If you are interested in performing a transient thermal analysis, it will be a little more complicated. Please confirm your goals, as well as the size of your part (how many elements, etc).
 
Mech151,

Thanks for the response. The way I see it, if I can do a simple problem first I will be good to go with more complicated geometry.

All I wish to know how to do is determine the equilibrium temperature as you stated using a transient thermal analysis on two cylinders of 1" diameter x .25" height stacked on top of each other. Would you be able to explain how such a model could be set up in Cosmos Professional, keeping in mind that the power source for a tig welding operation would rotate around the cylinders for one revolution.

~Jeff~

SolidWorks 2006 SP3.1 on WinXP SP2
Pentium(R)4 CPU 3.60GHz 1.00GB of RAM
 
I have not used Cosmos professional yet, but what you need to do is apply a thermal load.
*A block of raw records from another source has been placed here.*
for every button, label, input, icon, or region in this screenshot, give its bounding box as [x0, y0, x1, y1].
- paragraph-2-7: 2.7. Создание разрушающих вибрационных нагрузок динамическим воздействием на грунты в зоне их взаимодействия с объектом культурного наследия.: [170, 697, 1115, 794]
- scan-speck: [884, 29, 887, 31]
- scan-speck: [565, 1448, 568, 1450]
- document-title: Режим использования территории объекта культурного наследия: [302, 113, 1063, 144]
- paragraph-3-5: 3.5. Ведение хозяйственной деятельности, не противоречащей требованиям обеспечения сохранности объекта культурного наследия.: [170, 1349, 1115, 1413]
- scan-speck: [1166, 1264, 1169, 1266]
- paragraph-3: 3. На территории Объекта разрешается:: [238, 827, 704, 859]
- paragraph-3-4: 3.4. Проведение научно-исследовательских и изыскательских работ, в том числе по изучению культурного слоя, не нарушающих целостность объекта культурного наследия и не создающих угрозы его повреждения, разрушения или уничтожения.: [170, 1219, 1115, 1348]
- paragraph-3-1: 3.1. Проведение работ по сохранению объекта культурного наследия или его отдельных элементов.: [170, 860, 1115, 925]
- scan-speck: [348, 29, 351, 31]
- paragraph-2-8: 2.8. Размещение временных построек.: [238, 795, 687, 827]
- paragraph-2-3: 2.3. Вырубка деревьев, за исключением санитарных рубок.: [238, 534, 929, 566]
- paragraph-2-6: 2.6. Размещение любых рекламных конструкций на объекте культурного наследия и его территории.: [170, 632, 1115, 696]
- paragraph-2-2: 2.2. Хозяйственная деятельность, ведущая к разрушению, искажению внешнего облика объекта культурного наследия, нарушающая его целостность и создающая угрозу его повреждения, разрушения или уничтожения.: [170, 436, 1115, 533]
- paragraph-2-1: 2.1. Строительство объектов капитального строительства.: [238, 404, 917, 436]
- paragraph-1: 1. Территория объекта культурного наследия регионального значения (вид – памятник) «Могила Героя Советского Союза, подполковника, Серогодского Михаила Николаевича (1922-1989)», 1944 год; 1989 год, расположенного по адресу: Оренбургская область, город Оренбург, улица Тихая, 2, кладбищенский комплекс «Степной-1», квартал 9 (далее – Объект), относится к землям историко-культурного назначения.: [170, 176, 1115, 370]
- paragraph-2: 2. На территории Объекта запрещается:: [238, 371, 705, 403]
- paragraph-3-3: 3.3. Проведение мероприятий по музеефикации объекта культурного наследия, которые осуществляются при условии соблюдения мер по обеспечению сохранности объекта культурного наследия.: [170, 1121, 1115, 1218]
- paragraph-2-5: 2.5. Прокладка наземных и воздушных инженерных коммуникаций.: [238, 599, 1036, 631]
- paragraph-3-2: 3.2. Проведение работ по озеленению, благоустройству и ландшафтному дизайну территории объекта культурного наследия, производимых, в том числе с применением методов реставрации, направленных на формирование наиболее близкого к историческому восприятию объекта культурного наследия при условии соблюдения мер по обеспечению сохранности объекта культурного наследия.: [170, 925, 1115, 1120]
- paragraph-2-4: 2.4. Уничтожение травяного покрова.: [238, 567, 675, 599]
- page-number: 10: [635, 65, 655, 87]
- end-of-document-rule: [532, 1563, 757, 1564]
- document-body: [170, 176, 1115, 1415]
I am guessing that you do not have any data as far as temperature or energy input. One idea would be to model the weld and the adjacent parts. Place the weld at a set temperature (you should be able to find this information, or just use the melting temperature plus some nominal amount). Place a 'prefectly insulated' boundary on all external faces and let the parts come to thermal equilibrium.

If you wanted to check your results with measured values, you may want to consider changing the perfect insulation to allow convective heat transfer...

Sorry that I cannot be more specific, as my thermal analysis have been performed using another software.